Che Fruta, says Joe Grahame, a 26-year-old graduate of those hotbeds of international Marxism, Bankers' Trust and J Rothschild Wolfensohn, has been banned in the United States by the Bureau of Alcohol, Tobacco and Firearms. As Washington has imposed a trade embargo on Cuba for the past 30 years, this will come as no surprise to you, although you can bet your bottom dollar that when your old mucker Fidel retires, "Che Fruta" will be legal in every bar from Matanzas to Miami.

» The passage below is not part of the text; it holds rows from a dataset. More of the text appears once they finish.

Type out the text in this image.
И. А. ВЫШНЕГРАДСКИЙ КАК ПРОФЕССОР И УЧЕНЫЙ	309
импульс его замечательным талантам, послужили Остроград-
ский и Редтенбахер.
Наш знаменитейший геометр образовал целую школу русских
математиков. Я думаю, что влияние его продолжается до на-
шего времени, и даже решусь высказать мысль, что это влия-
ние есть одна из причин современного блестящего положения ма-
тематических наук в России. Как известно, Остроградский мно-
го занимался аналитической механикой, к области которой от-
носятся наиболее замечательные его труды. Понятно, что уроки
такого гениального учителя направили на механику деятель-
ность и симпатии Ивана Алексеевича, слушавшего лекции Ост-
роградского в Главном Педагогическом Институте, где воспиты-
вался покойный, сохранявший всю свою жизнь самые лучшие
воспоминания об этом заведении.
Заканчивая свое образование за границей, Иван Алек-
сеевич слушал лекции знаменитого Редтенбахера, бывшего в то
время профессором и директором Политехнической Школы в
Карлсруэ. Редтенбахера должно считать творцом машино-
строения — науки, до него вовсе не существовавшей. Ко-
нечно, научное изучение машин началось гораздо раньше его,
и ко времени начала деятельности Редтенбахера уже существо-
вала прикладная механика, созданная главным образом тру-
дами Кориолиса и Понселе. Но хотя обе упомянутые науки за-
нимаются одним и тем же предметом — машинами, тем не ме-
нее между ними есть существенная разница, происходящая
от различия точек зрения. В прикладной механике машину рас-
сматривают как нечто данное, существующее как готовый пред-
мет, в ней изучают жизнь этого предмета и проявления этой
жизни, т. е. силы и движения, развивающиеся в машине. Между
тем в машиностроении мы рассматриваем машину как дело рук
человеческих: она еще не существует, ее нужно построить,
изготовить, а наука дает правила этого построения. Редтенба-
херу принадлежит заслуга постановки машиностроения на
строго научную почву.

Even then, don't expect the older generation of Cuban exiles to drink the stuff. To them you were an anti-Christ, a long-haired Argentinian intellectual who inspired Fidel to declare himself a Marxist-Leninist and so deprived them of their air-conditioned villas in Vedado and Varadero. True, when you went to speak at the United Nations in Manhattan in 1964, young New Yorkers cheered you on your way, but I guess they drank Schlitz, Coors, Michelob or Budweiser. Without the fruit flavour.
Still, I think you're meant to rest assured that your name is being used in a good cause. Sales of CCC beer have paid for a new school bus for a home for the handicapped in Havana. More than this, Comandante, CCC promises to promote continued reform within Cuba and to press for the US trade embargo to be lifted.
Well, companero, I suppose revolution has come to the end of a rocky road, washed away in a torrent of fruity beer rather than in the hail of bullets you might have expected. Shortly before you were executed by the Bolivian army on orders from Washington back in '67, you said that a new society would grow only if revolutionaries throughout the Third World set out to create "one, two, many Vietnams". If you could see Vietnam today ... it's one of the most rabidly capitalist countries of all. I'm sure the Vietnamese will like Che Fruta even if the Yanquis won't give it bar room.
Sorry, Major Guevara, your old battle cry of "Socialismo o Muerte" gives way today, in a hail of hiccups, to "Cerveza o Muerte". Many happy returns on your 67th birthday.